The Non-Lefschetz Locus of Lines and Conics

A graded Artinian algebra A has the Weak Lefschetz Property if there exists a linear form l such that the multiplication map by l has maximum rank in every degree. The linear forms satisfying this property form a Zariski-open set; its complement is called the non-Lefschetz locus of A. The study of the non-Lefschetz locus started with Boij--Migliore--Miró-Roig--Nagel, who proved that the non-Lefschetz locus of a general complete intersection of height 3 has the expected codimension. This thesis aims to generalize this result in two main directions. The first concerns the non-Lefschetz locus of the first-cohomology module of rank 2 vector bundles E over P^2. This is motivated by Failla--Flores--Peterson who proved the WLP for such modules.
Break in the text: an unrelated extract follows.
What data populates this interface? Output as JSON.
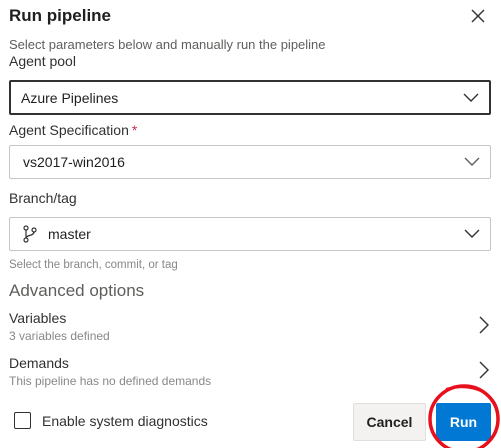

The natural question is whether the non-Lefschetz locus has the expected codimension. We first prove that the non-Lefschetz locus in this context is the set of jumping lines of E. Using this classification, we show that, assuming generality, the non-Lefschetz locus has the expected codimension. It is a hypersurface if E is unstable or its first Chern class is even, and it is a finite set otherwise. In the second direction, we investigate analogous questions for degree-two forms rather than lines. The main result shows that the non-Lefschetz locus of conics for a general complete intersection of height 3 has the expected codimension in P^5. The hypothesis of generality is necessary: we include examples in which the non-Lefschetz locus has different codimension. To extend a similar result to the first cohomology modules of rank 2 vector bundles over P^2, we explore the connection between non-Lefschetz conics and jumping conics, defined first by Vitter. The non-Lefschetz locus of conics is a subset of the jumping conics, that can be proper when E is semistable with first Chern class even.